Former co-workers deny that Gomes flies off the handle.
"When he works, he doesn't fool around. He's serious, but I don't recall
any
incidents of disrespect," said Fernando Antonio Augusto, an advertising
agent who
designed Gomes's campaign for governor of Ceara, a beach-lined, impoverished
state in northern Brazil.
Ex-colleagues agree that Gomes is chronically impatient. He likes to make
things
happen, and fast.
As governor of Ceara, Gomes overcame obstacles to build a 68-mile (110
km)
canal in a record 90 days, saving the water system from collapse and preventing
a
calamity.
But what Serra calls the candidate's "short-fuse" has singed many.
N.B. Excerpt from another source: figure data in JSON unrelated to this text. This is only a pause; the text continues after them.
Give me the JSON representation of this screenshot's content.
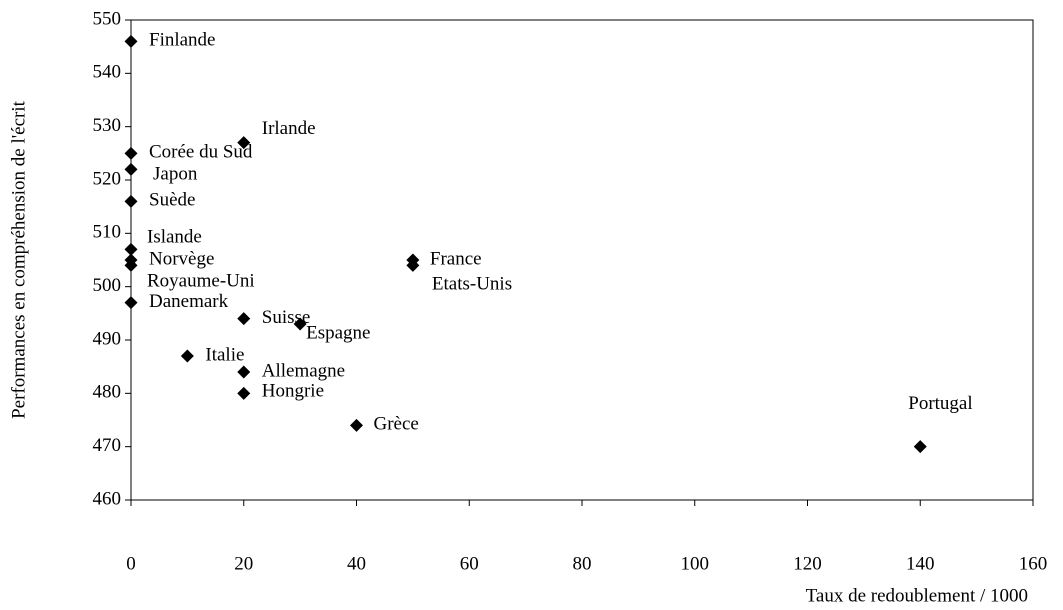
{
  "chart_data": {
    "type": "scatter",
    "xlabel": "Taux de redoublement / 1000",
    "ylabel": "Performances en compréhension de l'écrit",
    "labels": [
      "Finlande",
      "Irlande",
      "Corée du Sud",
      "Japon",
      "Suède",
      "Islande",
      "Norvège",
      "Royaume-Uni",
      "Danemark",
      "France",
      "Etats-Unis",
      "Suisse",
      "Espagne",
      "Italie",
      "Allemagne",
      "Hongrie",
      "Grèce",
      "Portugal"
    ],
    "x": [
      0,
      20,
      0,
      0,
      0,
      0,
      0,
      0,
      0,
      50,
      50,
      20,
      30,
      10,
      20,
      20,
      40,
      140
    ],
    "values": [
      546,
      527,
      525,
      522,
      516,
      507,
      505,
      504,
      497,
      505,
      504,
      494,
      493,
      487,
      484,
      480,
      474,
      470
    ],
    "color": "#000000",
    "xlim": [
      0,
      160
    ],
    "xticks": [
      0,
      20,
      40,
      60,
      80,
      100,
      120,
      140,
      160
    ],
    "ylim": [
      460,
      550
    ],
    "yticks": [
      460,
      470,
      480,
      490,
      500,
      510,
      520,
      530,
      540,
      550
    ],
    "grid": false
  }
}
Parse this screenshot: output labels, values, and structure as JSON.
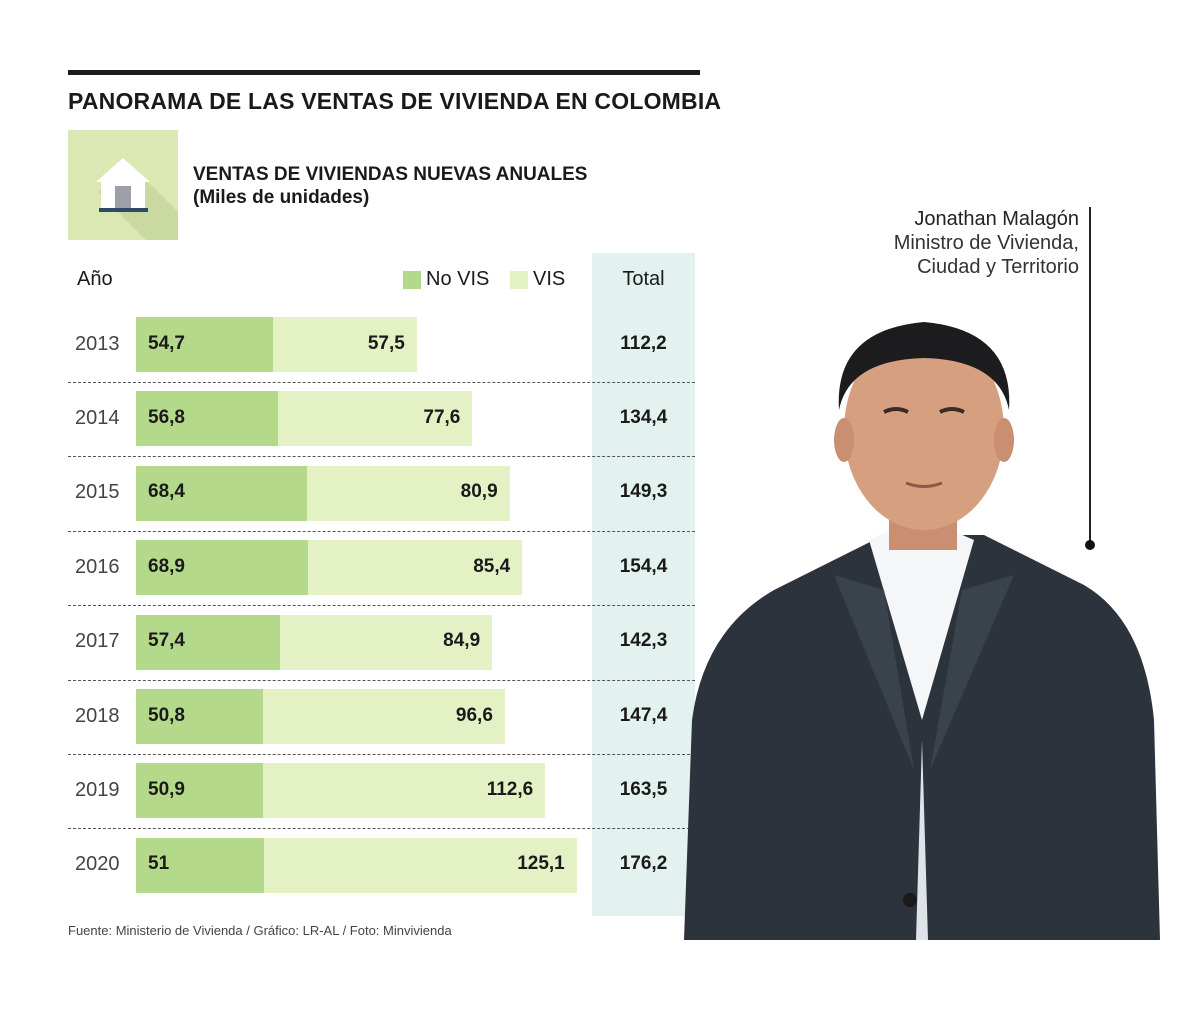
{
  "title": "PANORAMA DE LAS VENTAS DE VIVIENDA EN COLOMBIA",
  "subtitle_line1": "VENTAS DE VIVIENDAS NUEVAS ANUALES",
  "subtitle_line2": "(Miles de unidades)",
  "headers": {
    "year": "Año",
    "legend_novis": "No VIS",
    "legend_vis": "VIS",
    "total": "Total"
  },
  "colors": {
    "novis": "#b5d98b",
    "vis": "#e4f1c5",
    "total_bg": "#e3f2ef"
  },
  "person": {
    "name": "Jonathan Malagón",
    "role_line1": "Ministro de Vivienda,",
    "role_line2": "Ciudad y Territorio"
  },
  "source": "Fuente: Ministerio de Vivienda / Gráfico: LR-AL / Foto: Minvivienda",
  "icons": {
    "header_icon": "house-icon"
  },
  "chart_data": {
    "type": "bar",
    "orientation": "horizontal",
    "stacked": true,
    "categories": [
      "2013",
      "2014",
      "2015",
      "2016",
      "2017",
      "2018",
      "2019",
      "2020"
    ],
    "series": [
      {
        "name": "No VIS",
        "values": [
          54.7,
          56.8,
          68.4,
          68.9,
          57.4,
          50.8,
          50.9,
          51
        ],
        "labels": [
          "54,7",
          "56,8",
          "68,4",
          "68,9",
          "57,4",
          "50,8",
          "50,9",
          "51"
        ]
      },
      {
        "name": "VIS",
        "values": [
          57.5,
          77.6,
          80.9,
          85.4,
          84.9,
          96.6,
          112.6,
          125.1
        ],
        "labels": [
          "57,5",
          "77,6",
          "80,9",
          "85,4",
          "84,9",
          "96,6",
          "112,6",
          "125,1"
        ]
      }
    ],
    "totals": [
      112.2,
      134.4,
      149.3,
      154.4,
      142.3,
      147.4,
      163.5,
      176.2
    ],
    "total_labels": [
      "112,2",
      "134,4",
      "149,3",
      "154,4",
      "142,3",
      "147,4",
      "163,5",
      "176,2"
    ],
    "xlim": [
      0,
      176.2
    ]
  }
}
"He's super intelligent, and like super-intelligent people, he doesn't
admit stupid
questions, especially from journalists," said Arnaldo Pinho, a businessman
who has
worked with Gomes.
Gomes's political career underscores his early start in government. He
became state
deputy at the age of 24, mayor of the Ceara state capital Fortaleza at
30 and was
elected Ceara governor for Serra and Cardoso's Brazilian Social Democratic
Party
(PSDB) at 32.
His desire to be president prompted him to move away from the PSDB when
it
became clear that he would have to wait in line to be the party's candidate
for the
top job.
Right-left-right
Gomes's campaign team may include relative small fry but his candidacy,
for a
coalition of his Popular Socialist Party (PPS) with two smaller parties,
has the
support of some of the biggest fish in Brazilian politics, on both the
right and the
left.
Gomes, who as a youth briefly belonged to a far-right party that backed
the military
dictatorship, has conservative oligarchs and former Communists on his side.
He has
also recruited Jose Alexandre Scheinkman, a liberal Princeton economist
and a
darling of Wall Street.
With that mishmash, wary investors wonder where his true loyalties lie
as he makes
his second bid for president.
Gomes, who served four months as a fill-in finance minister in 1994, speaks
energetically about the need for growth and jobs, to be achieved by lower
interest
rates and more exports. He would halt privatisations.
But he has irked markets by calling Cardoso's market-friendly economic
model
"ruinous" and with a plan to "negotiate" longer maturities on local debt.
While his manner at times appears aloof, Gomes has simple tastes. He loves
a
whiskey and smokes.
"Ciro is like me and you. He says what he thinks and at times uses hyperbole.
He is
so like us that he's different to other politicians," Pillar said on one
television
advertisement.
Gomes prides himself on being squeaky clean.
"He is irreproachably honest," said the family friend. "You can't question
Ciro on his
morals, but maybe you can on his behavior."